- Origin: Netherlands Israel
- Genres: Classical, Baroque, Contemporary
- Occupations: Pianist, early keyboard performer
- Instruments: Piano, harpsichord, fortepiano, clavichord, square piano, positive organ
- Father: Dan Tsalka

= Michael Tsalka =

Dutch-Israeli pianist and early keyboard performer

Michael Tsalka (מיכאל צלקה) is a Dutch-Israeli pianist and early keyboard performer. He performs solo and chamber music from the Baroque to the Contemporary periods on the modern piano, harpsichord, fortepiano, clavichord, square piano and positive organ. Michael Tsalka, who is the oldest son of Israeli writer Dan Tsalka, performs throughout Europe, the U.S., Canada, Asia, and Latin America. Recent engagements include the Boston Early Music Festival, the Gasteig in Münich, the Metropolitan Museum in New York, the Forbidden City Concert Hall in Beijing, the Bellas Artes Theater in Mexico City, the Beethoven-Haus in Bonn, the Hermitage Festival in St. Petersburg, and full programs and interviews for radio stations in Hong Kong, Brussels, Amsterdam, Paris, Chicago, Berlin, Auckland, Buenos Aires, Mexico City, and Jerusalem.

==Career==
Michael Tsalka graduated in 1995 with a bachelor's degree in piano performance from the Rubin Academy of Music at the Tel Aviv University. He then continued studying in Germany and Italy. In 2001, he received a piano solo diploma from the Scuola Superiore Internazionale del Trio di Trieste, where he studied with pianist Dario so Rosa. From 2002 to 2008, he resided in Philadelphia and studied at the Esther Boyer College of Music of Temple University with pianists Lambert Orkis, Harvey Wedeen, and harpsichordist Joyce Lindorff. Tsalka holds three degrees from that institution: a master's degree in chamber music/accompanying, a master's degree in harpsichord performance and a doctorate in piano performance.
Other mentors included Darío di Rosa, Malcolm Bilson, David Shemer, Charles Rosen and Sandra Mangsen.
From 2009 to 2011, Tsalka was a professor of harpsichord and chamber music at the Escuela Superior de Musica (CONACULTA / INBA). From 2011 to 2014 he taught at Musikskolan Lilla Akademien in Stockholm. Currently he is visiting professor at the School of Music of the University of Auckland.
In addition, Dr. Michael Tsalka has presented over 160 master classes in academic institutions in all continents. From 2019-2024, he headed the keyboard Department at the Vanke Meisha Arts Academy (VMAA) in Shenzhen, China. He is also Artist in Residence at the Nelson Center for Musical Arts in New Zealand (2020, 2024). Since 2022, he is a Prof. at CUHK-SZ, China.
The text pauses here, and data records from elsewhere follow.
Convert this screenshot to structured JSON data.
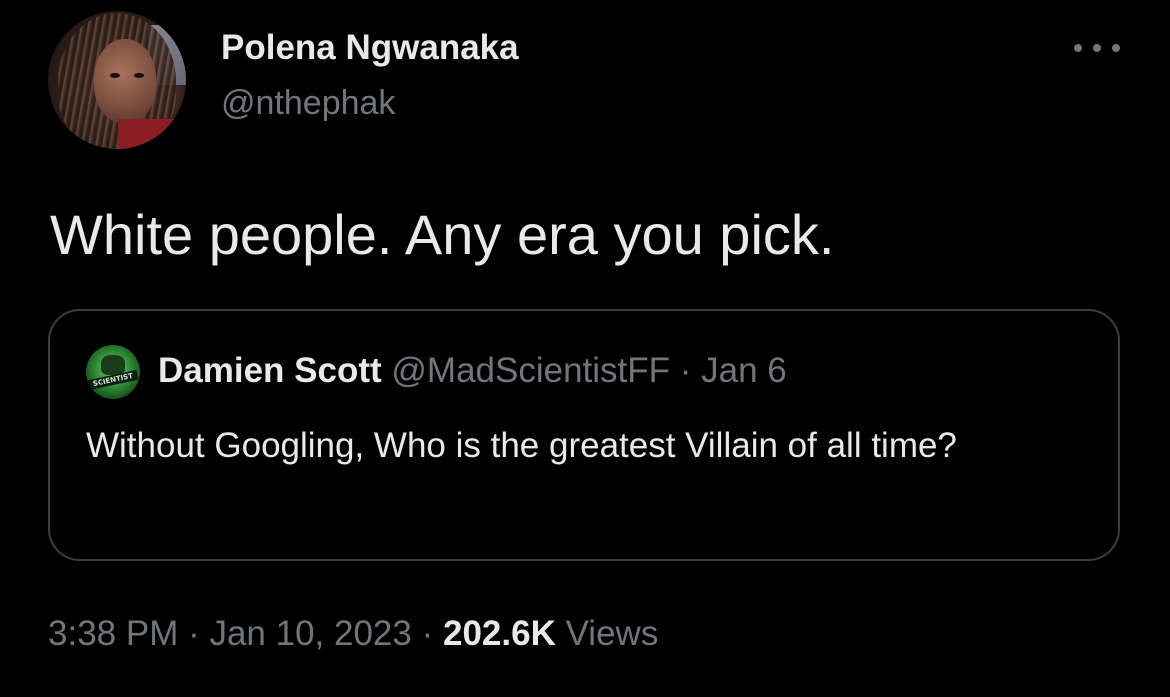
{
  "author": {
    "display_name": "Polena Ngwanaka",
    "handle": "@nthephak"
  },
  "tweet": {
    "text": "White people. Any era you pick."
  },
  "quoted_tweet": {
    "display_name": "Damien Scott",
    "handle": "@MadScientistFF",
    "separator": " · ",
    "date": "Jan 6",
    "text": "Without Googling, Who is the greatest Villain of all time?",
    "avatar_label": "SCIENTIST"
  },
  "footer": {
    "time": "3:38 PM",
    "separator": " · ",
    "date": "Jan 10, 2023",
    "views_count": "202.6K",
    "views_label": "Views"
  },
  "icons": {
    "more": "more-options-icon"
  },
  "colors": {
    "background": "#000000",
    "primary_text": "#e7e9ea",
    "secondary_text": "#71767b",
    "border": "#3a3d41"
  }
}
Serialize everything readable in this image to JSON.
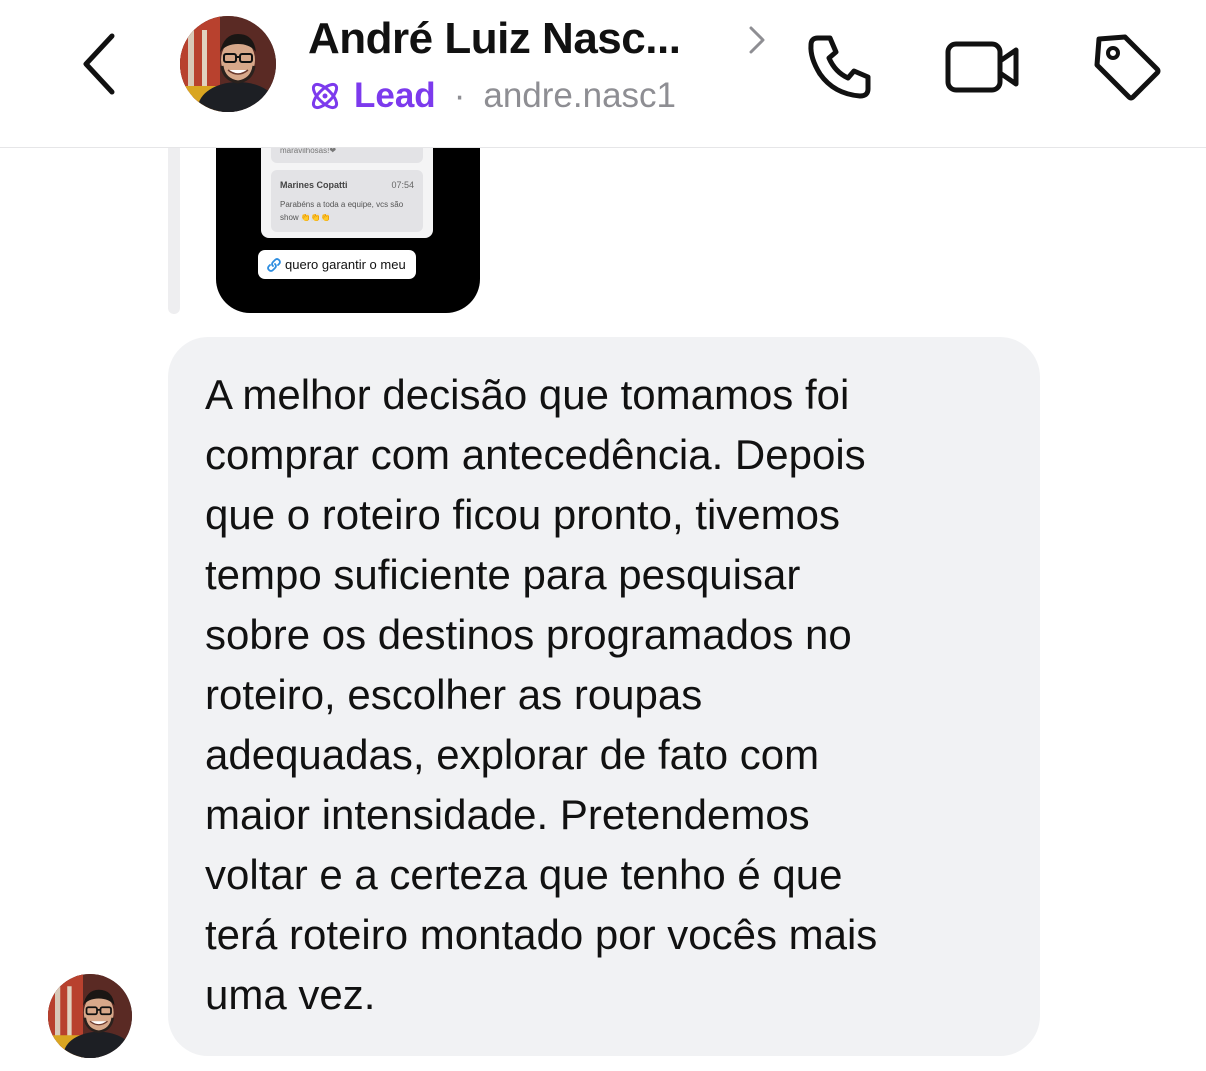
{
  "header": {
    "contact_name": "André Luiz Nasc...",
    "badge_label": "Lead",
    "separator": "·",
    "username": "andre.nasc1",
    "icons": {
      "back": "chevron-left-icon",
      "name_chevron": "chevron-right-icon",
      "badge": "atom-icon",
      "call": "phone-icon",
      "video": "video-camera-icon",
      "label": "tag-icon"
    },
    "accent_color": "#7c3aed"
  },
  "conversation": {
    "story_reply": {
      "cut_off_text": "maravilhosas!❤",
      "comment_author": "Marines Copatti",
      "comment_time": "07:54",
      "comment_text": "Parabéns a toda a equipe, vcs são show 👏👏👏",
      "link_label": "quero garantir o meu"
    },
    "message": {
      "text": "A melhor decisão que tomamos foi\ncomprar com antecedência. Depois\nque o roteiro ficou pronto, tivemos\ntempo suficiente para pesquisar\nsobre os destinos programados no\nroteiro, escolher as roupas\nadequadas, explorar de fato com\nmaior intensidade. Pretendemos\nvoltar e a certeza que tenho é que\nterá roteiro montado por vocês mais\numa vez."
    }
  }
}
Michael Tsalka has released thirty-seven CDs for labels such as NAXOS, Grand Piano (Hong Kong), Paladino (Vienna), Brilliant Classics (Amsterdam), IMI (Tel-Aviv), Wirripang (Australia), Sheva Collection (London/Milano), and Ljud & Bild (Stockholm). Current and future recording projects include CDs dedicated to keyboard works by J. S. Bach, Daniel Gottlob Türk, Johann Baptist Wanhal, Carl Dittersdorf, W.A. Mozart, Ferdinand Ries, Franz Schubert, F. Chopin, Viktor Ullmann, Leonardo Coral, Paul Ben-Haim and Yehezkel Braun. His CDs have received excellent reviews and the attention of respected critics. In 2013 his recording of the Goldberg Variations on two clavichords was chosen as one of eight CDs of the year by MusicWeb International.
More than fifty composers have dedicated works for Tsalka, which he premiered.

Tsalka was the Artistic director of festivals in Mainland China, Sweden, Spain, Finland, and the Netherlands. He was the co artistic director of the Nordic Historical Keyboard Festival (2012-2015). 2014-2019, he was the artistic director of the annual Geelvinck International Fortepiano Festival.
Tsalka's students have been accepted in prestigious imstituitions, including the Mozarteum in Salzburg, the HDK in Berlin, Grieg Academy in Norway, and the Juilliard School of Music. Several of his students have recently won first prizes at International Piano competitions, for example, the International Mozart Competition in Shenzhen, and the Kingsburg International Piano Competition in Qingdao.